Выбери любимый жанр

Толераниум - Огородникова Татьяна Андреевна - Страница 27


Изменить размер шрифта:

27

Альберт и Виктория Павловна, проходя мимо сияющего огнями здания, иногда останавливались.

Оба считали, что по сравнению с предыдущей деятельностью в текущую вовлечено куда больше народа.

– Они и сайт свой завели. Видел бы ты, что они там пишут! И самое главное, никто им не возражает. Видно, позиция выстроена с такой иезуитской логикой, что с ними в спор никто не вступает… Не решается.

– А может, нормальные люди просто понимают, насколько это ничтожно, и не считают нужным оспаривать очевидную чушь? – Альберт вглядывался в митингующую толпу.

– Смотри, Вика, наш студент Кирпичников только что вышел из толпы сторонников прогресса.

Кирпичникова было трудно не заметить. Богатырское сложение и своеобразная внешность привлекали внимание. Он был непривычно задумчив. Ему не понравилась ни одна девушка из толпы. Плохо, но с другой стороны – может, он вылечился…

Пребывая в искреннем уважении к женскому полу, Кирпичников все-таки в душе хранил верность своей избраннице. Он точно знал, что в Шухрани его ждет невеста Аленка Брылева. Женская политика Кирпичникова не позволяла ему каких бы то ни было отношений, кроме однократного традиционного секса. Внимание Кирпичникова привлекла стайка смеющихся девушек. «Может, еще и не вылечился», – подумал он и направился к цели.

Дорогу к девчонкам преградил Альберт. Вовка остановился. Альберт молчал, пытливо заглядывая в глаза Кирпичу.

– Вы тоже с ними?

– С кем с ними? – удивился Вовка.

– С толеранами?

Кирпичников настолько искренне рассмеялся, что напряжение Альберта улетучилось. Его глаза прояснились, и он с облегчением улыбнулся.

– Май френд, – пошутил Володя. – У меня нет таких офигенных целей, как у всех. Я не понимаю половины того, что эти ребята между собой обсуждают! И эту толесраность я в гробу видел! Да, у меня есть свои вопросы: я, типа, феминист. А у них девушки и правда очень свободные, отзывчивые и толерантные. Это меня сильно выручает, хоть и стыдно. – Кирпичников пригорюнился.

Альберт, наоборот, обрадовался.

– Даже и не знаю, чего вам пожелать. Удачи или неудачи.

Виктория Павловна аккуратно взяла Альберта под руку и потянула его за собой.

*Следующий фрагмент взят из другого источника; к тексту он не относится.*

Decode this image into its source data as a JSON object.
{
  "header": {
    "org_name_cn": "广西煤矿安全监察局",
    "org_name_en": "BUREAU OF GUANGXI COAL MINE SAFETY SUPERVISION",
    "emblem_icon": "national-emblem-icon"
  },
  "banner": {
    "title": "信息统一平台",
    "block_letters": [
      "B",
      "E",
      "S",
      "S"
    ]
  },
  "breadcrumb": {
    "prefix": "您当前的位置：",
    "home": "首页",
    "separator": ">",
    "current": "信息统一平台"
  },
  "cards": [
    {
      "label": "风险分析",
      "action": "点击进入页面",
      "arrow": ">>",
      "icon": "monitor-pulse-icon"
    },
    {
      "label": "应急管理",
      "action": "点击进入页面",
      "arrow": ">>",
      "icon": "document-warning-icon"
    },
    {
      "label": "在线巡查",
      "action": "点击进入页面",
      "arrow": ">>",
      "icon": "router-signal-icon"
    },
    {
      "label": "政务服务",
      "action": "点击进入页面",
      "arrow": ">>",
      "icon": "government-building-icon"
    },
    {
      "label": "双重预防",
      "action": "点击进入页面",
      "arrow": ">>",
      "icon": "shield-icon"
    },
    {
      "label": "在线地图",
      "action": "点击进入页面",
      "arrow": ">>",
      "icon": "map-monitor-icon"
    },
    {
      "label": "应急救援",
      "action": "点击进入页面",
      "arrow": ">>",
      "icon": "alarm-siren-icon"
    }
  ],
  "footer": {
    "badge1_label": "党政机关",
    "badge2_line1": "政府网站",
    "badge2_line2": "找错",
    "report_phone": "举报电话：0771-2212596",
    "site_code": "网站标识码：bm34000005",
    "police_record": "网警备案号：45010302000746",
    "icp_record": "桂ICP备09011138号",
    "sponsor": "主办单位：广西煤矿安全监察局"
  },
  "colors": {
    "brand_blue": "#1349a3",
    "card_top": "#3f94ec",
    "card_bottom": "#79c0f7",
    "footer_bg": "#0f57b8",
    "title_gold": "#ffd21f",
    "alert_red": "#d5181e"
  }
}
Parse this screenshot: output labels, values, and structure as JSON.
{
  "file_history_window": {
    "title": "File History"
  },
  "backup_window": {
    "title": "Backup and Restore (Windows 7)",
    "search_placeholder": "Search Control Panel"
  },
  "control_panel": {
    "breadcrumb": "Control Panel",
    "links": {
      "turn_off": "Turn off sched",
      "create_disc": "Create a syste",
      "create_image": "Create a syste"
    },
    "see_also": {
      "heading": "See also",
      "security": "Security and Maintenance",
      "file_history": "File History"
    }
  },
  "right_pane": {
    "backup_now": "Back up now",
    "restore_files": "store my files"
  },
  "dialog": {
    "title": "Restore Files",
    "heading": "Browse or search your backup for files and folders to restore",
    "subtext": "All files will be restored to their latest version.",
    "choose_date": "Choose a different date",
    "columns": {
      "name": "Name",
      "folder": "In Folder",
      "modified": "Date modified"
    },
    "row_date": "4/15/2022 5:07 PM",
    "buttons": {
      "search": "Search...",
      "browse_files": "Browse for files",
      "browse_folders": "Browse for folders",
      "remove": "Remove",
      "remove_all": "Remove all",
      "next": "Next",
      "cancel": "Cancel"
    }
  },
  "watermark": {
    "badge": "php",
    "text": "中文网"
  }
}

– Абсурд какой-то, – сказала она. – На наших глазах переворачивается мир, а мы просто гуляем…

Робкий и почтительный стук в дверь Мишиного кабинета мог означать только одно: случилось нечто чрезвычайно важное. В проеме двери одновременно стояли Ковригин и Полковник. Полковник издалека, но громко и четко доложил:

– У меня донос, то есть доклад от отдела по связям с общественностью… на финансистов. – Полковник прочистил горло. – И еще один, только наоборот.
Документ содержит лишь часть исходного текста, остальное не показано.